"That's the part that I look back on, I think in some respects, with the most regret, because nobody really questioned it. It just was what it was."
- Judge Pam Pepper on her school years in Leland, MS.
In its landmark 1954 decision in Brown v. Board of Education, the U.S. Supreme Court found school segregation unconstitutional. But the path to desegregating schools hasn’t been straightforward. In the following decades, states that had resisted desegregation were forced to follow the law. New segregation academies popped up in small towns throughout the south, like Leland, Mississippi - a town of about 6 thousand people in the Mississippi delta.

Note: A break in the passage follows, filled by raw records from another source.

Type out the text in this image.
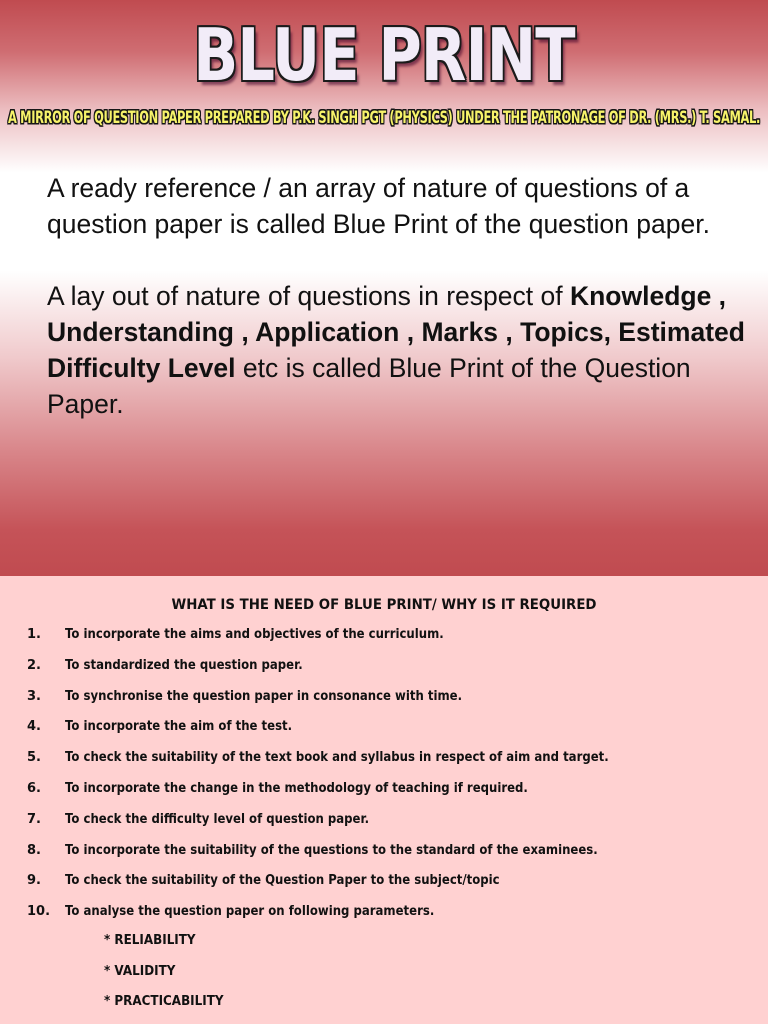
BLUE PRINT
A MIRROR OF QUESTION PAPER PREPARED BY P.K. SINGH PGT (PHYSICS) UNDER THE PATRONAGE OF DR. (MRS.) T. SAMAL.

A ready reference / an array of nature of questions of a question paper is called Blue Print of the question paper.

A lay out of nature of questions in respect of Knowledge , Understanding , Application , Marks , Topics, Estimated Difficulty Level etc is called Blue Print of the Question Paper.

WHAT IS THE NEED OF BLUE PRINT/ WHY IS IT REQUIRED
1. To incorporate the aims and objectives of the curriculum.
2. To standardized the question paper.
3. To synchronise the question paper in consonance with time.
4. To incorporate the aim of the test.
5. To check the suitability of the text book and syllabus in respect of aim and target.
6. To incorporate the change in the methodology of teaching if required.
7. To check the difficulty level of question paper.
8. To incorporate the suitability of the questions to the standard of the examinees.
9. To check the suitability of the Question Paper to the subject/topic
10. To analyse the question paper on following parameters.
* RELIABILITY
* VALIDITY
* PRACTICABILITY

Leland’s experience desegregating its public schools is the subject of a recent documentary from PBS, called The Harvest. It features a number of the students who were part of the first generation of kids desegregating schools, including Pam Pepper — a U.S. District Court Judge for the Eastern District of Wisconsin. Pepper was one of the few white students who returned to Leland’s public schools.
Similar to here in Milwaukee, Leland is noticeably and historically segregated. "The town has a beautiful creek that bisects it, going one direction. And there's a railroad track that bisects it going perpendicular. So, the town's almost as in quadrants, if you will," says Pepper. "And when I was growing up, for the most part, white people lived on one side of the railroad track, creek divide and and Black people lived on another. And as best as I can tell, since I've been back as an adult, it is still that way."

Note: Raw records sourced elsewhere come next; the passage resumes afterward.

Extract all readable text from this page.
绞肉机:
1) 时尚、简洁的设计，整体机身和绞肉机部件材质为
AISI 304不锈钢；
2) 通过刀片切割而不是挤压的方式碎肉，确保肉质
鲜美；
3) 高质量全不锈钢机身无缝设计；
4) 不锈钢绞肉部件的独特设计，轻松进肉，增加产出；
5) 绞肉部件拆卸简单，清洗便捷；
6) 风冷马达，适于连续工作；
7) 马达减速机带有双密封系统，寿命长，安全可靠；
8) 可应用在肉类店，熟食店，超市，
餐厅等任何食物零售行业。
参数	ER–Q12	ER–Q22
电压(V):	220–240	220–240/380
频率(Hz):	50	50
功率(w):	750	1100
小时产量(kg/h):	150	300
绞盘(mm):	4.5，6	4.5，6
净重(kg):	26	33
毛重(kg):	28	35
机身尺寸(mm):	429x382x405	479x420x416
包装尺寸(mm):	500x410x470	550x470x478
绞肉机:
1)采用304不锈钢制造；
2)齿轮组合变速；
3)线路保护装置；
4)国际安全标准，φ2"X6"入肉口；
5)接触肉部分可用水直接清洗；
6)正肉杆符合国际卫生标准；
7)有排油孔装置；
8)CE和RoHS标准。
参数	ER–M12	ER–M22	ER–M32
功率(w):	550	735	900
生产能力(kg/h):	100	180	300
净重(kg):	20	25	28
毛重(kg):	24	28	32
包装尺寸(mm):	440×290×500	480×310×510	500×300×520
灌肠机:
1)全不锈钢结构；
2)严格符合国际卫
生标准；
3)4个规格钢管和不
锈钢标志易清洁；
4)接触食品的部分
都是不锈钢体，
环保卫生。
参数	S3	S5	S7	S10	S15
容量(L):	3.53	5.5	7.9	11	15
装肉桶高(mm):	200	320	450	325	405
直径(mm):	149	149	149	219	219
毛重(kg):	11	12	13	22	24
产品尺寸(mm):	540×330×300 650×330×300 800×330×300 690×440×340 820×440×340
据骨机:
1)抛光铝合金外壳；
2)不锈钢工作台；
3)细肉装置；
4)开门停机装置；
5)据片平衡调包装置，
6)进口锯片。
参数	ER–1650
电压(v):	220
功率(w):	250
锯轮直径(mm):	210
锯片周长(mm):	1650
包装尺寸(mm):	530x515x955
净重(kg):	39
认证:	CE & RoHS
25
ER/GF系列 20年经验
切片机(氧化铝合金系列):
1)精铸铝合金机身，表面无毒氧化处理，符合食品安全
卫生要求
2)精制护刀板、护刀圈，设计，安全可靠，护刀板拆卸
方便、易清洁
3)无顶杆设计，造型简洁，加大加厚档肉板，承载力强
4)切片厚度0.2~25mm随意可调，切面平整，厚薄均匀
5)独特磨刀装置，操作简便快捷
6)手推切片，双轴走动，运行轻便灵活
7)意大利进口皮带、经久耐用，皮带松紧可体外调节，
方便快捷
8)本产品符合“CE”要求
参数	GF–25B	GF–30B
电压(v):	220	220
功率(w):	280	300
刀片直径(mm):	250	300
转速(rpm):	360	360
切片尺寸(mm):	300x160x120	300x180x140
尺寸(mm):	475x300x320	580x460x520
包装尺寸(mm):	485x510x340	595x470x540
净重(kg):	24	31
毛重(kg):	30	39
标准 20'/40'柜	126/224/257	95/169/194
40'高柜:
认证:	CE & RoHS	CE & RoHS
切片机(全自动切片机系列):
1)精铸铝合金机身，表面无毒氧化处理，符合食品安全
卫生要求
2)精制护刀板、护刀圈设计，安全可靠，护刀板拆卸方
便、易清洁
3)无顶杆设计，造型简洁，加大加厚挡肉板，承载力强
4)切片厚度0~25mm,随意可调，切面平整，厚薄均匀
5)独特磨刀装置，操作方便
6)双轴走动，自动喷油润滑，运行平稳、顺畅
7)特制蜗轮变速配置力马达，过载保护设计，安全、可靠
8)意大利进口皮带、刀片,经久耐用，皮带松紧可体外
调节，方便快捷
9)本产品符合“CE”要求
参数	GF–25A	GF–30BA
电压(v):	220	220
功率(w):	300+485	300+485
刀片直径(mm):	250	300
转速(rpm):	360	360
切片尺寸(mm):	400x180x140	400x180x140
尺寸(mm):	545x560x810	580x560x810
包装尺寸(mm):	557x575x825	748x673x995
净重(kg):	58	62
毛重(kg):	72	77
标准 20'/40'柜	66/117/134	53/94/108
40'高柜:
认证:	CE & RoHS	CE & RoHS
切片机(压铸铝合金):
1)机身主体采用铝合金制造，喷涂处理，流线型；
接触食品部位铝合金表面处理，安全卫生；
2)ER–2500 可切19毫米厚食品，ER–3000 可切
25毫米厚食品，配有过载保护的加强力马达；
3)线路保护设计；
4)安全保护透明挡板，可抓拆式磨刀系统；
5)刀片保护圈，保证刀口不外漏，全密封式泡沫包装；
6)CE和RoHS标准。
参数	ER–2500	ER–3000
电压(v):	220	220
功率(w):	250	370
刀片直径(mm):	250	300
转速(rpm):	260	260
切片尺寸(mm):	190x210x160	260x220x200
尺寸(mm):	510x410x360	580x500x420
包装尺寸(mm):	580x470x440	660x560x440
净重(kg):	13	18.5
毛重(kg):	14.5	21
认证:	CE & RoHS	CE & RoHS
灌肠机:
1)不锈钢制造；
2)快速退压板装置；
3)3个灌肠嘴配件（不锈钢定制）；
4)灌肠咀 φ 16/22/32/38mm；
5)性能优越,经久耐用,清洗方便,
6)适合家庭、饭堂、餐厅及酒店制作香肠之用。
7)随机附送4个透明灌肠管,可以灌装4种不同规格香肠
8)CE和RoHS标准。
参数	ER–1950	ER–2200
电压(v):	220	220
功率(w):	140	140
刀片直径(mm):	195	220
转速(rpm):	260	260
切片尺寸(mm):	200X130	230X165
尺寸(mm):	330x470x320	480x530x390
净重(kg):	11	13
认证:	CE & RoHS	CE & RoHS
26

The Brown vs. Board ruling from the U.S. Supreme court that declared segregation in schools unconstitutional was issued in 1954. But many Southern states, including Mississippi, resisted the mandate for years. After 16 years of resistance, the Supreme Court issued another mandate that specifically directed Mississippi to integrate in 1970. That was also Pepper's first grade school year.
"By the time I went to middle school, which is when I went to the public school, I would say probably [the school was] maybe 18-20% white and 80% Black ... But there were more white students in the public school at that time than I think there are now," explains Pepper.
Despite the desegregated schools, life in Leland still didn't fully integrate. "We sat together for eight [to] nine hours a day. We did sports together. We did extracurricular activities together. I had friends. And yet that friendship stopped as soon as the school activities stopped. As one person said in the film, over the summers we hardly saw each other at all," describes Pepper.
Pepper continues, "And it wasn't like anybody decided it or said it. It's just was the way it was and I look back on that with a tremendous amount of regret that I wish I had just looked over one day and said, 'Do you want to come over my house after school?' and see what happened."
While many of these segregation conditions are still present today, there could be multiple contributing factors. Pepper explains it this way,"If people are living in separate communities ... they are going to want to go to school in their community. They're going to want to go to school with other people who they know who've had the same experience that they have had. And maybe that's racially motivated, but maybe it's just 'This is what's familiar to me."